When there is a concept of retirement for many other careers like engineers, bankers, CEOs, etc. why shouldn’t the same apply for politicians?

If the reason for a retirement age in the private sectors is that the capacity to contribute becomes lesser, the same applies for politics. If the reason is that they should have a relaxed retirement life, the same applies for politics.

If the old people retire, it will give a chance for younger people with fresher perspectives to come in (with the hope that ‘remote control’ possibilities will be minimal), and at the same time the bureaucracy gets refreshed more often with lesser influence by the older people.

Of course, I know it’ll never happen, because the law would have to be passed by the very same people whose careers will be shortened.

Social networks of yore

Friday, August 1st, 2008

I wonder why people consider “social networks” to be a “new thing”. It’s the “rage these days”, they say. Actually, they’ve been around for a while but in a different disguise.

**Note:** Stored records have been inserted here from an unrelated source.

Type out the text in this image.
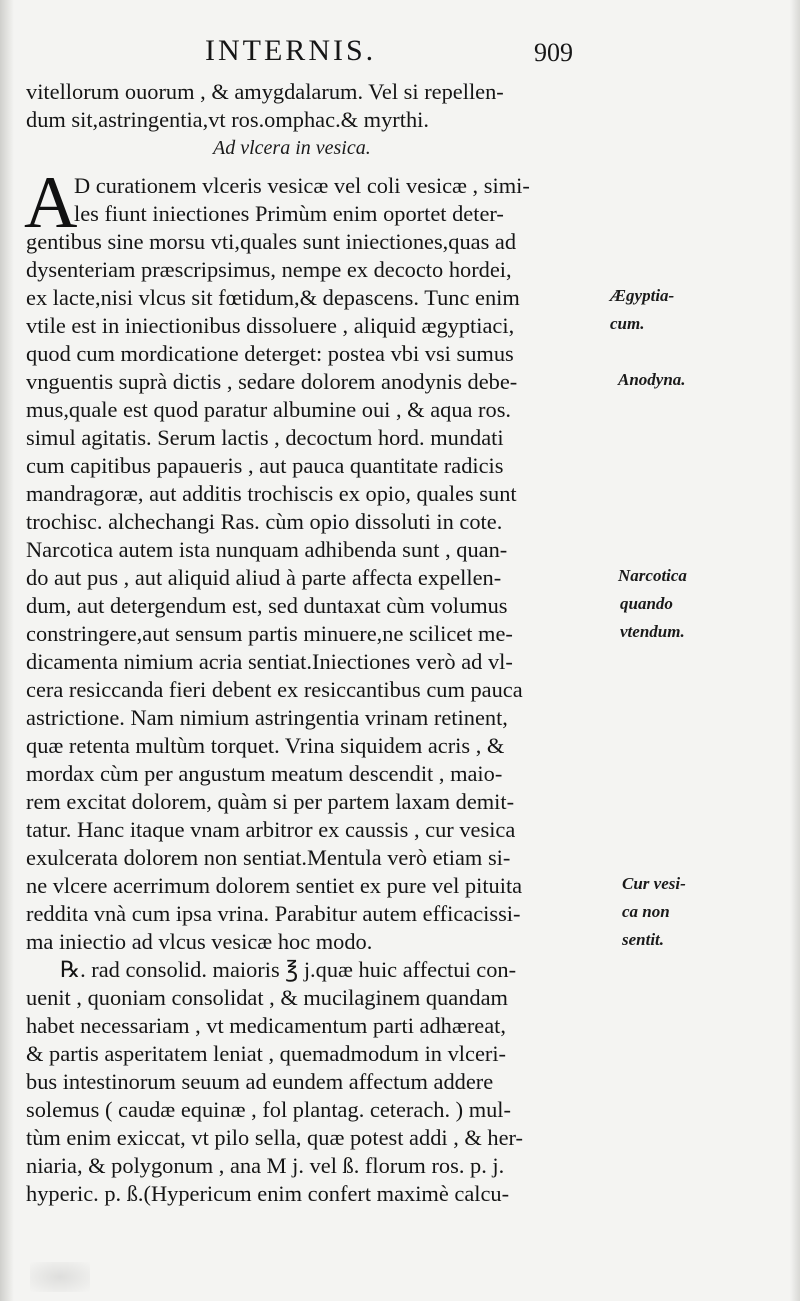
INTERNIS.	909
Ad vlcera in vesica.
A
vitellorum ouorum , & amygdalarum. Vel si repellen-
dum sit,astringentia,vt ros.omphac.& myrthi.
D curationem vlceris vesicæ vel coli vesicæ , simi-
les fiunt iniectiones Primùm enim oportet deter-
gentibus sine morsu vti,quales sunt iniectiones,quas ad
dysenteriam præscripsimus, nempe ex decocto hordei,
ex lacte,nisi vlcus sit fœtidum,& depascens. Tunc enim
vtile est in iniectionibus dissoluere , aliquid ægyptiaci,
quod cum mordicatione deterget: postea vbi vsi sumus
vnguentis suprà dictis , sedare dolorem anodynis debe-
mus,quale est quod paratur albumine oui , & aqua ros.
simul agitatis. Serum lactis , decoctum hord. mundati
cum capitibus papaueris , aut pauca quantitate radicis
mandragoræ, aut additis trochiscis ex opio, quales sunt
trochisc. alchechangi Ras. cùm opio dissoluti in cote.
Narcotica autem ista nunquam adhibenda sunt , quan-
do aut pus , aut aliquid aliud à parte affecta expellen-
dum, aut detergendum est, sed duntaxat cùm volumus
constringere,aut sensum partis minuere,ne scilicet me-
dicamenta nimium acria sentiat.Iniectiones verò ad vl-
cera resiccanda fieri debent ex resiccantibus cum pauca
astrictione. Nam nimium astringentia vrinam retinent,
quæ retenta multùm torquet. Vrina siquidem acris , &
mordax cùm per angustum meatum descendit , maio-
rem excitat dolorem, quàm si per partem laxam demit-
tatur. Hanc itaque vnam arbitror ex caussis , cur vesica
exulcerata dolorem non sentiat.Mentula verò etiam si-
ne vlcere acerrimum dolorem sentiet ex pure vel pituita
reddita vnà cum ipsa vrina. Parabitur autem efficacissi-
ma iniectio ad vlcus vesicæ hoc modo.
℞. rad consolid. maioris ℥ j.quæ huic affectui con-
uenit , quoniam consolidat , & mucilaginem quandam
habet necessariam , vt medicamentum parti adhæreat,
& partis asperitatem leniat , quemadmodum in vlceri-
bus intestinorum seuum ad eundem affectum addere
solemus ( caudæ equinæ , fol plantag. ceterach. ) mul-
tùm enim exiccat, vt pilo sella, quæ potest addi , & her-
niaria, & polygonum , ana M j. vel ß. florum ros. p. j.
hyperic. p. ß.(Hypericum enim confert maximè calcu-
Ægyptia-
cum.
Anodyna.
Narcotica
quando
vtendum.
Cur vesi-
ca non
sentit.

Take the case of the Erdos number:

In order to be assigned an Erdos number, an author must co-write a mathematical paper with an author with a finite Erdos number. Paul Erdos is the one person having an Erdos number of zero. If the lowest Erdos number of a coauthor is k, then the author’s Erdos number is k + 1.

Erdos wrote around 1,500 mathematical articles in his lifetime, mostly co-written. He had 511 direct collaborators; these are the people with Erdos number 1. The people who have collaborated with them (but not with Erdos himself) have an Erdos number of 2 (8,162 people as of 2007), those who have collaborated with people who have an Erdos number of 2 (but not with Erdos or anyone with an Erdos number of 1) have an Erdos number of 3, and so forth. A person with no such coauthorship chain connecting to Erdos has no Erdos number (or an undefined one).

There is room for ambiguity over what constitutes a link between two authors; the Erdos Number Project website says “Our criterion for inclusion of an edge between vertices u and v is some research collaboration between them resulting in a published work. Any number of additional co-authors is permitted,” but they do not include non-research publications such as elementary textbooks, joint editorships, obituaries, and the like. The “Erdos number of the second kind” restricts assignment of Erdos numbers to papers with only two collaborators.

Erdos numbers have been a part of the folklore of mathematicians throughout the world for many years. Amongst all working mathematicians at the turn of the millennium who have a finite Erdos number, the numbers range up to 15, the median is 5, the average Erdos number is 4.65; and almost everyone with a finite Erdos number has a number less than 8.

So, Erdos numbers is essentially a social network that counts the degrees of separation.

Somewhat relatedly, there is also an interesting theory called Dunbar’s number:

Dunbar’s number is the supposed cognitive limit to the number of individuals with whom any one person can maintain stable social relationships: the kind of relationships that go with knowing who each person is and how each person relates socially to every other person.

Dunbar has argued that 150 would be the mean group size only for communities with a very high incentive to remain together. For a group of this size to remain cohesive, Dunbar speculated that as much as 42% of the group’s time would have to be devoted to social grooming.

I wonder what would be the Dunbar number of the social circles that I know of.